The new rules provide an opportunity to elect to defer this income for qualified recipients of qualified stock of qualified companies. There were a lot of qualifiers in that last sentence, which may limit how many people actually get to take advantage of this new rule, but it can really help those who do. In order to qualify, the company must be privately held and have a written plan to offer stock, restricted stock, or options to at least 80% of its employees. The employee qualifies if they don’t own 1% or more of the company, aren’t the CEO or CFO, and aren’t one of the top four highest compensated officers of the company. The deferral is made through an election and allows the employee to defer the income from these grants until the earlier of five years, the date that the company becomes publicly traded or that the stock becomes transferrable (including to the employer), the date the employee is no longer a qualified employee, or the date that the employee revokes the election. This deferral is for income tax purposes only, and payroll taxes may still be due as the shares vest or options are exercised.

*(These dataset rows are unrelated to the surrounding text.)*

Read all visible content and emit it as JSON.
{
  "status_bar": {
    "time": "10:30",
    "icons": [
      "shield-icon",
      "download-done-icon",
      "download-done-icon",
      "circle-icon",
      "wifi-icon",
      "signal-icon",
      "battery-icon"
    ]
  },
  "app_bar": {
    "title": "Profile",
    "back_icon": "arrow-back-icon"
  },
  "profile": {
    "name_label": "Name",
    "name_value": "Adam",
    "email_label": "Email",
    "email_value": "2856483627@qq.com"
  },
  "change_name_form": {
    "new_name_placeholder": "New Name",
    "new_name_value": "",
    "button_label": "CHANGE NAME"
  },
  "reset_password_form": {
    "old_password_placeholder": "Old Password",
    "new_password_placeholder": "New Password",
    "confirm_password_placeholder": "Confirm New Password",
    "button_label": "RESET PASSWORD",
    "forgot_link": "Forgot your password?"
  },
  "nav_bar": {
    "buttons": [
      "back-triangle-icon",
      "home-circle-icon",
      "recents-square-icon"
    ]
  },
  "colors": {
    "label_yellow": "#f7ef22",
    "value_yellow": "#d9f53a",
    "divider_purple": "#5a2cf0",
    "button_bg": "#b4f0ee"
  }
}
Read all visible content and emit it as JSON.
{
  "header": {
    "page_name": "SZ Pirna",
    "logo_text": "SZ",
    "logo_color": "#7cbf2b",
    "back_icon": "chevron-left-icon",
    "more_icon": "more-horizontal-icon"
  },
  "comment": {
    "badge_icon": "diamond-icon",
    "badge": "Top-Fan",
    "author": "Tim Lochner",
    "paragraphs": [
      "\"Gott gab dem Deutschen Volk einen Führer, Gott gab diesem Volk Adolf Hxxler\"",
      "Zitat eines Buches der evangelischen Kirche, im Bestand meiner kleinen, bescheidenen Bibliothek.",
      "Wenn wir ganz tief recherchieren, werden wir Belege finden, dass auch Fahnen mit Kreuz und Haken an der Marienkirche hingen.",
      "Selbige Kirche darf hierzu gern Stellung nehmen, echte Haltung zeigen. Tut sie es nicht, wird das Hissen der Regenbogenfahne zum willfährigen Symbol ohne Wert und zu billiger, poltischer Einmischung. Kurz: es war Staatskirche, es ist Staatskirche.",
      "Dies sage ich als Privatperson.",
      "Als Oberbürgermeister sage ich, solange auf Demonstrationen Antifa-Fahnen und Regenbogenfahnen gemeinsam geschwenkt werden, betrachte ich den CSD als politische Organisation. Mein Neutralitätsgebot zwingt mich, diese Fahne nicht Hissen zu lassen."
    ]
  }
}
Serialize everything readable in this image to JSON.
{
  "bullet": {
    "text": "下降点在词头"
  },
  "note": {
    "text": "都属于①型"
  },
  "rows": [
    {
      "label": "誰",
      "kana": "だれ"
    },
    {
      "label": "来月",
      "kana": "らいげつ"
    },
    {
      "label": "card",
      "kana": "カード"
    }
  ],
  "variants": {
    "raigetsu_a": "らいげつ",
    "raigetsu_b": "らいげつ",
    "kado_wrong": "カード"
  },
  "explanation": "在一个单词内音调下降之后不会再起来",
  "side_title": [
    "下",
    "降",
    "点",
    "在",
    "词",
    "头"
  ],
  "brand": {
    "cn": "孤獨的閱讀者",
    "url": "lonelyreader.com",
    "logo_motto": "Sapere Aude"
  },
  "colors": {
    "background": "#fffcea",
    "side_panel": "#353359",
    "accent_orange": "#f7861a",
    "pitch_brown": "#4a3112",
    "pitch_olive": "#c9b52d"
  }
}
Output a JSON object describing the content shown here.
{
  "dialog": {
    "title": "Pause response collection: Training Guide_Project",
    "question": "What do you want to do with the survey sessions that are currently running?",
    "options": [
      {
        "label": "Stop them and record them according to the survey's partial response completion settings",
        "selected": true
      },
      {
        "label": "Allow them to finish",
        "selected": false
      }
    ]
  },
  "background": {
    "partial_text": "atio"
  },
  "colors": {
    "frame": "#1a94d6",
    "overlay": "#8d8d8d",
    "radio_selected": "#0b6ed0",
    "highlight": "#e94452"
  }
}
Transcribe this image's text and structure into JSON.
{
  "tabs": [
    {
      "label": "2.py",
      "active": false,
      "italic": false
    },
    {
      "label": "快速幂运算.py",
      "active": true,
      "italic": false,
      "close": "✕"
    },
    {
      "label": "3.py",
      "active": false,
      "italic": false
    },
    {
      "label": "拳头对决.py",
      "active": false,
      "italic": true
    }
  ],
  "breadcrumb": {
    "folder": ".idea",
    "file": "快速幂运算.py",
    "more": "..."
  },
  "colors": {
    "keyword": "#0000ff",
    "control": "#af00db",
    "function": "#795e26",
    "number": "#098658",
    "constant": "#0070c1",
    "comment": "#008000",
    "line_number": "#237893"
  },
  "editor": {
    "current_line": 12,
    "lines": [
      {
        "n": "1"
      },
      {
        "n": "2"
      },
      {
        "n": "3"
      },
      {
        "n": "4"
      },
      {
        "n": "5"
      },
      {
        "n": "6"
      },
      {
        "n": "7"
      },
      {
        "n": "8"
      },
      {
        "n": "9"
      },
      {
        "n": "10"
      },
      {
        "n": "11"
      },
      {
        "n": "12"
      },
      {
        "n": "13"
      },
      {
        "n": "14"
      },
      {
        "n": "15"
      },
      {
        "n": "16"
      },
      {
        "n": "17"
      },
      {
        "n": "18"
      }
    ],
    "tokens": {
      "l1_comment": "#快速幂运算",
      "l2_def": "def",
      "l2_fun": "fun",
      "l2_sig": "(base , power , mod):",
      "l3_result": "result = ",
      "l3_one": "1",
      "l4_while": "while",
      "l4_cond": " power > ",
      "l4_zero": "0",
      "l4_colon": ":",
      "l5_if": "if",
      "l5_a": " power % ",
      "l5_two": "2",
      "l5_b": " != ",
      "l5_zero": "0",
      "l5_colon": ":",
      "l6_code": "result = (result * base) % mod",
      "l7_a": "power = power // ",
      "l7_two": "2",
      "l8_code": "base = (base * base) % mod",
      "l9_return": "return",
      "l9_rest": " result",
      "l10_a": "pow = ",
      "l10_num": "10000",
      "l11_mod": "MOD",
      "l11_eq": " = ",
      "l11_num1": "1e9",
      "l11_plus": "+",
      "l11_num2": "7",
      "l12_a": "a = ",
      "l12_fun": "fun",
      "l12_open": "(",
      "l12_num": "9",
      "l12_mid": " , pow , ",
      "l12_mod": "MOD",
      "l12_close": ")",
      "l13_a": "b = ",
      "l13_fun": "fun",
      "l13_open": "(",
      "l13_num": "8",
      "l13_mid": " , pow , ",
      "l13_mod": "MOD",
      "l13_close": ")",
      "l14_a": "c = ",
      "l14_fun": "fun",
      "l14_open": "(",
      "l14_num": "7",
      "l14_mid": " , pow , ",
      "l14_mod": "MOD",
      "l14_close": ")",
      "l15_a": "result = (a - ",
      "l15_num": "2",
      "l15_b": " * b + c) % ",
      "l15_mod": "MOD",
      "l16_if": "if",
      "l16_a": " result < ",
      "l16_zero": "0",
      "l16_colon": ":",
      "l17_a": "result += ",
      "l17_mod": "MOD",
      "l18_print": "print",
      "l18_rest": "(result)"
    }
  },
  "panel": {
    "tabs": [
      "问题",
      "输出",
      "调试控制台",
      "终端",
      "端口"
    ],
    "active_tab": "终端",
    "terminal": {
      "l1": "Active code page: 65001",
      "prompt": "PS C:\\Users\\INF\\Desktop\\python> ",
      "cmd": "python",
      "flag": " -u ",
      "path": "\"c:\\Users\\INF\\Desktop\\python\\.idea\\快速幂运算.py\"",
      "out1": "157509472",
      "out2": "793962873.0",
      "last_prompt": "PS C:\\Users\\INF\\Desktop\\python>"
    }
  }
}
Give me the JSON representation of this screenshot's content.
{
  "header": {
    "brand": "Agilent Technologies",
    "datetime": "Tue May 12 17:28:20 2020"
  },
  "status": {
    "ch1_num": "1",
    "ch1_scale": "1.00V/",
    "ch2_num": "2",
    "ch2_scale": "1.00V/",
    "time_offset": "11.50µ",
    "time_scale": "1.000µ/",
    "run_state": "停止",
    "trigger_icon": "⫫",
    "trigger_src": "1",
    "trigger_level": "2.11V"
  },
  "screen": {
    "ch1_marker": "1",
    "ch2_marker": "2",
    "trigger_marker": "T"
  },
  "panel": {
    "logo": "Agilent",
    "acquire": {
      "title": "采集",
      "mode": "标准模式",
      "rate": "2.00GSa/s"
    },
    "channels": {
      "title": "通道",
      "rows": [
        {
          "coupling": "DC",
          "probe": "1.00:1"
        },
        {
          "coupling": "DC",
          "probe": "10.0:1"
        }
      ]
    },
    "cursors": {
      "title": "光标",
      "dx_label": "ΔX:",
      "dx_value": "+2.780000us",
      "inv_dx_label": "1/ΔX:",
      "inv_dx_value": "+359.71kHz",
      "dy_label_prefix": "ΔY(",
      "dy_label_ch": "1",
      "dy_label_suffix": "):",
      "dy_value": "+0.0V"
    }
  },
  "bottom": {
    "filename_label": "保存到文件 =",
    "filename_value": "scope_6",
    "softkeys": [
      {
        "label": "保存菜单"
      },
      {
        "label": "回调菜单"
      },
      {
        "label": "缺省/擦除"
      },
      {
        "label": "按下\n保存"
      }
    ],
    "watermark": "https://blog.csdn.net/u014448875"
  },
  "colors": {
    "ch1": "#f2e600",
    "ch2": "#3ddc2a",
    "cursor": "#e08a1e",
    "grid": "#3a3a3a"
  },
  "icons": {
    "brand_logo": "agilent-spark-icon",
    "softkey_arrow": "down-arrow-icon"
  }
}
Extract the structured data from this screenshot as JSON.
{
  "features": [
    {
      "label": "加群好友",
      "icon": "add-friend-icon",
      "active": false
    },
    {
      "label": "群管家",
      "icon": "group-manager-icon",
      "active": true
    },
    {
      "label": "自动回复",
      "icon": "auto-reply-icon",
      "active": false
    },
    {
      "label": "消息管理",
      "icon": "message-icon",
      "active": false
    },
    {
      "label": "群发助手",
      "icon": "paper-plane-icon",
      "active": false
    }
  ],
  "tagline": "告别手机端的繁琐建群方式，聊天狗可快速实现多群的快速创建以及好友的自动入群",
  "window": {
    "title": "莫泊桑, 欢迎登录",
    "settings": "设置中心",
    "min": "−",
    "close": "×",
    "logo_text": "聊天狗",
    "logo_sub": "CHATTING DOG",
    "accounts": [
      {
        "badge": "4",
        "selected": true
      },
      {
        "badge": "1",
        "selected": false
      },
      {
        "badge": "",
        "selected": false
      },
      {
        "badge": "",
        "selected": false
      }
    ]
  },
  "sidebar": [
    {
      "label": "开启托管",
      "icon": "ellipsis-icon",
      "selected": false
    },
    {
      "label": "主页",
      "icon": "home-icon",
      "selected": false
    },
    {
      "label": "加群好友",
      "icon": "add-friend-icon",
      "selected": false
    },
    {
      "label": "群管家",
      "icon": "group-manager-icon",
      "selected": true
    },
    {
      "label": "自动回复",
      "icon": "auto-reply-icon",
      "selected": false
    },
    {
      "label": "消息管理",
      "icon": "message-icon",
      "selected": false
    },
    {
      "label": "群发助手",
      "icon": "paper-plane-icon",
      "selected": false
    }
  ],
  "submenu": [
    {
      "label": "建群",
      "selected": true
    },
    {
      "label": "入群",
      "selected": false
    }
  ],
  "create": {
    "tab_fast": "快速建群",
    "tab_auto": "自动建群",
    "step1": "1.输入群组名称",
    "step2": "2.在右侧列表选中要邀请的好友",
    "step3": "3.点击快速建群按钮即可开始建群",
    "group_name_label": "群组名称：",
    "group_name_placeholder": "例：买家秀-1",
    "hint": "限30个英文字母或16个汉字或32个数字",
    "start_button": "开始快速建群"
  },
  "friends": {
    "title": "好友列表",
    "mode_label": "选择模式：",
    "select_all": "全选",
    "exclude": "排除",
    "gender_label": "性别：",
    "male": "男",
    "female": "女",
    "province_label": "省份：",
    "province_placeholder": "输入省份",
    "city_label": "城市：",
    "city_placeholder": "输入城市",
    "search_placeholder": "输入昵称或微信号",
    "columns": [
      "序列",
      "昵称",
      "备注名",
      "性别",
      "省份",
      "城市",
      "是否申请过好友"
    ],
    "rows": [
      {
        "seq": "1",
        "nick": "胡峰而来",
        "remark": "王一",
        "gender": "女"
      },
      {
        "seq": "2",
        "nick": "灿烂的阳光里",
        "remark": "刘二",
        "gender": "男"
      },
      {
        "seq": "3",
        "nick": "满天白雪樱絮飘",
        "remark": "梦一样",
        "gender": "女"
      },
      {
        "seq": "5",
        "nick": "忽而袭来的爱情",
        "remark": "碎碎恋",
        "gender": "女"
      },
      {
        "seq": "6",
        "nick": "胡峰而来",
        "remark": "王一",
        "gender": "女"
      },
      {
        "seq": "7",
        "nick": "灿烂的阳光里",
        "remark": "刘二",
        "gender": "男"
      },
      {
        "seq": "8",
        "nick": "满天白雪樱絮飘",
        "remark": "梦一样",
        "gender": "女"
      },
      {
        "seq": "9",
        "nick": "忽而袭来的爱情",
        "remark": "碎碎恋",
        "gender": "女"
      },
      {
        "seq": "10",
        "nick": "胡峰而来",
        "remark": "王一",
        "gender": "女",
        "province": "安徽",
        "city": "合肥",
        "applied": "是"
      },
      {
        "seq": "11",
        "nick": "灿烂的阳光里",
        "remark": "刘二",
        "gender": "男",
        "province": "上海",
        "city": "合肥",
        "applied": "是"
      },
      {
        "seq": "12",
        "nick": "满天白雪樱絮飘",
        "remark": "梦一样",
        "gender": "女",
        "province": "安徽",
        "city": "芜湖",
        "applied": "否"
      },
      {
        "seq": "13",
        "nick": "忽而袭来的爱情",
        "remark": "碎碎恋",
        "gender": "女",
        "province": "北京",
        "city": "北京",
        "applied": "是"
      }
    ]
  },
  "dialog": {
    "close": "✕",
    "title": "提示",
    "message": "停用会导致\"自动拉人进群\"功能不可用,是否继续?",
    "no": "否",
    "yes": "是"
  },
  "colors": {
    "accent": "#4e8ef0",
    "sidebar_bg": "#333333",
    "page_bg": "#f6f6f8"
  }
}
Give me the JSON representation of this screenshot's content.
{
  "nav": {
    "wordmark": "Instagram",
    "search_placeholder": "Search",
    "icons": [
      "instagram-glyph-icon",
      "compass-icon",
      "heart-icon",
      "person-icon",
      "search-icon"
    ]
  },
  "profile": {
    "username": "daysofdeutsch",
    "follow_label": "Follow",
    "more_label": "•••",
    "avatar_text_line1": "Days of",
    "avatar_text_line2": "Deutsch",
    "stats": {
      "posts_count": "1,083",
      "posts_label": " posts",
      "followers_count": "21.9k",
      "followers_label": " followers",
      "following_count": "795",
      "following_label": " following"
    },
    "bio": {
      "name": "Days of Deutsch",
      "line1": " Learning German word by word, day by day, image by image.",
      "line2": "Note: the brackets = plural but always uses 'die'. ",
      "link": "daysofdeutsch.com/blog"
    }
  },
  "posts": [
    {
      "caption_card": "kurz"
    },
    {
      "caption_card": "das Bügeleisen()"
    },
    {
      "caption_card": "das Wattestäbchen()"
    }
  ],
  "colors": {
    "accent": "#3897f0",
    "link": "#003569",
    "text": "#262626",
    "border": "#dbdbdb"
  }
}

This opportunity may incentivize companies to offer equity compensation to more employees, and the opportunity to defer the income may provide a mechanism to attract more and better talent.

6. THE BAD – Repeal of capital gain treatment for self-created patents and other intellectual property

In a change that could affect exit planning strategies, sales of self-created patents, inventions, models or designs, or secret formulas or processes will be considered ordinary income for dispositions occurring after December 31, 2017. Previously, self-created IP was generally considered a capital asset, and therefore sales thereof would qualify for the lower capital gains rates. As a result of this change, business sellers may be less welcoming to transactions treated as asset sales, since the portion of gain allocated to IP will be taxed at higher rates. Sellers may instead insist on a stock sale structure, or a higher sales price to compensate for the increased tax burden.

The sweeping change in tax laws will affect most people and I recommend that you discuss your individual situation with a qualified CPA with extensive knowledge of the new tax laws. Mark Lumsden is a tax partner at Anton Collins Mitchell LLP (ACM) and can be reached at or 303.440.0399.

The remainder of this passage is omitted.